Roman Polanski’s thriller is like a video version of a middle-brow novel of the sort that consumes that portion of the bestseller list not consumed with diet books, polemics, and memoirs. Maybe like one written by Robert Harris, whose novel he helped Polanski adapt. I’m not meaning to insult the movie, just saying it’s lighter fare than Oliver Twist or The Pianist, the director’s last two films. But it’s easy to like, so long as you’re not Tony Blair. Blair is not the name of the character played by Pierce Brosnan. He’s supposed to be some other recent ex-prime minister who’s accused of shipping off terrorist suspects for some CIA-approved torture. Come to think of it, foreign-policy conservatives may not love the movie either, since the idea that it’s okay to do that is never entertained. The only questions are what the prime minister did, and how soon Ewan McGregor is going to dig around and figure it out.

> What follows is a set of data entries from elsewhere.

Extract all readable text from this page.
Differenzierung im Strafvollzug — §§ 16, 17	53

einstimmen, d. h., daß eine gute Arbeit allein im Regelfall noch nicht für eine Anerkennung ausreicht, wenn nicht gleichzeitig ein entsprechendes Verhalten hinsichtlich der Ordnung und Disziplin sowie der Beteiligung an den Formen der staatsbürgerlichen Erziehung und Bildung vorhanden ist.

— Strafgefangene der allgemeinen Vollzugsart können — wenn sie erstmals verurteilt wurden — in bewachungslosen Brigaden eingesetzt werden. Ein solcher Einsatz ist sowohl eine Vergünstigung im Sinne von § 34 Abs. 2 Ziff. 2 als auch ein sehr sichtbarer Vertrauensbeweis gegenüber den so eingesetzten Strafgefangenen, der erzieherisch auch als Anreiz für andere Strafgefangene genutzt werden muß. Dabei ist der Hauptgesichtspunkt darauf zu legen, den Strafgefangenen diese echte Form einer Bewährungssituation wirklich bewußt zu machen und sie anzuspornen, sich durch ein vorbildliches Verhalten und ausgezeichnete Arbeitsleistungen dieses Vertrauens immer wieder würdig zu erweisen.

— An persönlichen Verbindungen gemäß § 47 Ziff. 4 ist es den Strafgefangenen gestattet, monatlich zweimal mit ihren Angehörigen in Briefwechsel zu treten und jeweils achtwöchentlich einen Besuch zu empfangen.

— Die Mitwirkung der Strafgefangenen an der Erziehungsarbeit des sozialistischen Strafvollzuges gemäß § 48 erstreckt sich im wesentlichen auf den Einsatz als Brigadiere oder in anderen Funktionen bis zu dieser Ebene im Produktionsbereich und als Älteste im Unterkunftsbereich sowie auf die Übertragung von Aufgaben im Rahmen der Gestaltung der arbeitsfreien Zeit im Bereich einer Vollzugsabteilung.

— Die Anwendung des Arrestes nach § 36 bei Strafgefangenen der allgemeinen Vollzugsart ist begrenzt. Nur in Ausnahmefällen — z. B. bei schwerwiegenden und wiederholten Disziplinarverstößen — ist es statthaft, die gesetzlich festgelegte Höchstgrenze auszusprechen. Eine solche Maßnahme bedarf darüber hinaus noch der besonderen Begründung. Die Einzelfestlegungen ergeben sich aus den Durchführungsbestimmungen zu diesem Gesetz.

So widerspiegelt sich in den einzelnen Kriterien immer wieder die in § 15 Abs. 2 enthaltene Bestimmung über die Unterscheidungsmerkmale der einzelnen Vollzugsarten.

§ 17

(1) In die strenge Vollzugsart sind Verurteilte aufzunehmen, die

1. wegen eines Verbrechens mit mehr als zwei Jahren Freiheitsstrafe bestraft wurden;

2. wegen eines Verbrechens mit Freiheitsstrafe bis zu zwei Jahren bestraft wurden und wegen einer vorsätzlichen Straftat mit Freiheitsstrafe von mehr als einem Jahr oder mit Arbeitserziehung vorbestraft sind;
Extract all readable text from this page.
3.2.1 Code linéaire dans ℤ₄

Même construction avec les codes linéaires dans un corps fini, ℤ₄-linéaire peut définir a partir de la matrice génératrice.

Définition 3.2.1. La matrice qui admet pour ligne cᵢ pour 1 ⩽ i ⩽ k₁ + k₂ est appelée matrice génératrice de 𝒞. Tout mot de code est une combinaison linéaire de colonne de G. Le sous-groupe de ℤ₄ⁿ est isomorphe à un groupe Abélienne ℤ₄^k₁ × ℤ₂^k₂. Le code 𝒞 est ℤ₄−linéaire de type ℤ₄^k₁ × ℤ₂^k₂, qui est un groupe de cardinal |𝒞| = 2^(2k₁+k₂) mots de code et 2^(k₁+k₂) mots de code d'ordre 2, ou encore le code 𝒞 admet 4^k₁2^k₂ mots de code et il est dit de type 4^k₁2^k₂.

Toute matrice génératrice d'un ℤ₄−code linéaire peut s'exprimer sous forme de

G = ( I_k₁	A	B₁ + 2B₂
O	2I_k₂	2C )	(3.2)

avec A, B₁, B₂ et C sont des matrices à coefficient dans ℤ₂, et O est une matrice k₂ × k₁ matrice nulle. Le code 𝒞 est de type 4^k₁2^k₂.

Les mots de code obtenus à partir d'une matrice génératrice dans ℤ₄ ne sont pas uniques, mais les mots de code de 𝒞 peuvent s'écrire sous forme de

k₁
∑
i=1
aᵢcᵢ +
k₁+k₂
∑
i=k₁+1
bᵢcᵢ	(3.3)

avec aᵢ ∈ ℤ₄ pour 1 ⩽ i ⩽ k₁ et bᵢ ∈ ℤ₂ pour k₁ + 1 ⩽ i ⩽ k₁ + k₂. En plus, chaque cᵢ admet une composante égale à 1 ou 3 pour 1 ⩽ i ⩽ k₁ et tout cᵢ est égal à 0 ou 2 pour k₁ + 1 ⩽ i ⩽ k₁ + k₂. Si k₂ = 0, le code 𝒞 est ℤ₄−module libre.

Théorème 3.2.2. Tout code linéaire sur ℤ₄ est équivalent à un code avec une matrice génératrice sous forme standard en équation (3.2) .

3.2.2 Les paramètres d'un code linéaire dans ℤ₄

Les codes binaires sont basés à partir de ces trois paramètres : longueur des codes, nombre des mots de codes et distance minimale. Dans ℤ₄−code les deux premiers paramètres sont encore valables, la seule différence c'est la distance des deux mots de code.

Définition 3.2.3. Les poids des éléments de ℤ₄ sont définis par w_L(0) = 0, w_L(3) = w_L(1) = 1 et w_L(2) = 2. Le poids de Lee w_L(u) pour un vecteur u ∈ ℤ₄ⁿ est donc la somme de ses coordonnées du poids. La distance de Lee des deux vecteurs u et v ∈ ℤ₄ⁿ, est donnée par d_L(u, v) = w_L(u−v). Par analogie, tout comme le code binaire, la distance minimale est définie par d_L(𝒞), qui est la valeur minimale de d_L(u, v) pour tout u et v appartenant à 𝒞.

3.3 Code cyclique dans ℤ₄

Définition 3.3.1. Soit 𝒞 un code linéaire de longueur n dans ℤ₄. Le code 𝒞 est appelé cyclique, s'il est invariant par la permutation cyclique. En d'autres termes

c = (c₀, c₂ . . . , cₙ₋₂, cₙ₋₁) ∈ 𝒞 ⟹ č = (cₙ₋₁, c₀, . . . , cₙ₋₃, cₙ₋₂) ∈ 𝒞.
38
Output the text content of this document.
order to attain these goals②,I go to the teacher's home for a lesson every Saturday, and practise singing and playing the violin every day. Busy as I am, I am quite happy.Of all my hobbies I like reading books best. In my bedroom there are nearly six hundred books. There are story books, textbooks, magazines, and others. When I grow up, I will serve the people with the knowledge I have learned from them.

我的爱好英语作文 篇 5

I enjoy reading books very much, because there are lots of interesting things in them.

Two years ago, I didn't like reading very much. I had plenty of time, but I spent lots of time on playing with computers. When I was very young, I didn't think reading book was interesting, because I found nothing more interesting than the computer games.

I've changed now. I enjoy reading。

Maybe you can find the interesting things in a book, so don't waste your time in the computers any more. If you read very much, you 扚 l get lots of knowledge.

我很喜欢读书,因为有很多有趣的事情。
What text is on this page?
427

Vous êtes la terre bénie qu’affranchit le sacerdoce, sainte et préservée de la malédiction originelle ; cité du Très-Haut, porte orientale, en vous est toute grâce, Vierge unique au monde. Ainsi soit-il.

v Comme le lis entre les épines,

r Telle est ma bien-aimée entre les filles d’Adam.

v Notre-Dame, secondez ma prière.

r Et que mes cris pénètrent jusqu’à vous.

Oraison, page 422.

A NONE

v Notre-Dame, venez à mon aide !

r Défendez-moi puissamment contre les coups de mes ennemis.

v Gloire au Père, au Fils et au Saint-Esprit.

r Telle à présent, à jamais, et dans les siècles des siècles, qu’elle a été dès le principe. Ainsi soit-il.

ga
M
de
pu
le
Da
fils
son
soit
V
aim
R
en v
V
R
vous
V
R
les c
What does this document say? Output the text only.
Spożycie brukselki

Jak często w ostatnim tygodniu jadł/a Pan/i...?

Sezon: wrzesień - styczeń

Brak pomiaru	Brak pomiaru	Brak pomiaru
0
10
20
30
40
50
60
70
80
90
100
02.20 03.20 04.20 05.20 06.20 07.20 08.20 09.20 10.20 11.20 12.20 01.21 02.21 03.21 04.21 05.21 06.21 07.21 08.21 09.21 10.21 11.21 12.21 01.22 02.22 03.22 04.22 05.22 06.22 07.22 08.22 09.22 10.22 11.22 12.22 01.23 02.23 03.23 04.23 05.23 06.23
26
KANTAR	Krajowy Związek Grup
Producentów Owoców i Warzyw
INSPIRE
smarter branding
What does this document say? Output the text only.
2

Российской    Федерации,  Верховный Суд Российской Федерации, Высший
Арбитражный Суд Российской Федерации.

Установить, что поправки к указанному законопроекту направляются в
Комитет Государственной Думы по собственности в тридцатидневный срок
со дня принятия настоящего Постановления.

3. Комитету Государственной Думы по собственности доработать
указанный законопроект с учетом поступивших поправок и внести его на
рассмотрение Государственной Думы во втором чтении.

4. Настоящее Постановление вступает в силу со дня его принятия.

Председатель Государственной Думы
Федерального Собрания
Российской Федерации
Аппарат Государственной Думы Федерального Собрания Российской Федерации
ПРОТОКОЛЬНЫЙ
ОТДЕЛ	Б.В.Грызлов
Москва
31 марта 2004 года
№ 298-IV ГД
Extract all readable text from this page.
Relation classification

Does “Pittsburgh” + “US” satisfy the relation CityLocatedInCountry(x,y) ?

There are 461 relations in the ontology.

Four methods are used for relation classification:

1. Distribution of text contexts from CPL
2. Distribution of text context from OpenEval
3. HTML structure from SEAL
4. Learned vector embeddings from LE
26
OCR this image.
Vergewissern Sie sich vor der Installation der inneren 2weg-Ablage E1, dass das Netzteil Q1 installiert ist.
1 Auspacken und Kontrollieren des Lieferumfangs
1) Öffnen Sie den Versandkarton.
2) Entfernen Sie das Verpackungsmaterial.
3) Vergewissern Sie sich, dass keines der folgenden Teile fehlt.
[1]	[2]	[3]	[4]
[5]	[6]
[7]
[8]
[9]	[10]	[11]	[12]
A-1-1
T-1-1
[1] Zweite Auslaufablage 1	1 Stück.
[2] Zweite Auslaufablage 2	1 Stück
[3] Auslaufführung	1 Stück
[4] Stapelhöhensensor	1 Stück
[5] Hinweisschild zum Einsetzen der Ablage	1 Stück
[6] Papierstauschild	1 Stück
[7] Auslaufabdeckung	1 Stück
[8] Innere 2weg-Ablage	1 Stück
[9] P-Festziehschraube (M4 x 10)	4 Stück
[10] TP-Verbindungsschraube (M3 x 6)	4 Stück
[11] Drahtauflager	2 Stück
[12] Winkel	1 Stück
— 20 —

McGregor is the title character, who gets hired to finish the prime minister’s memoirs when the original writer dies in an accident. Sorry, an “accident.” Although Polanski, unable to work in America or the UK, could have set the movie in Europe, he fairly successfully re-creates the atmosphere of London and Martha’s Vineyard, where the prime minister shares a compound with his intelligent and mysterious wife (Olivia Williams) and his assistant (Kim Cattrall). Most of the movie take place in the US.
The plot skirts skirts the edge of the plausible, and probably goes over it, but doesn’t insult your intelligence. At the very least, it’s a thriller whose thrills don’t depend on car chases and explosions, and one that delivers a surprise or two.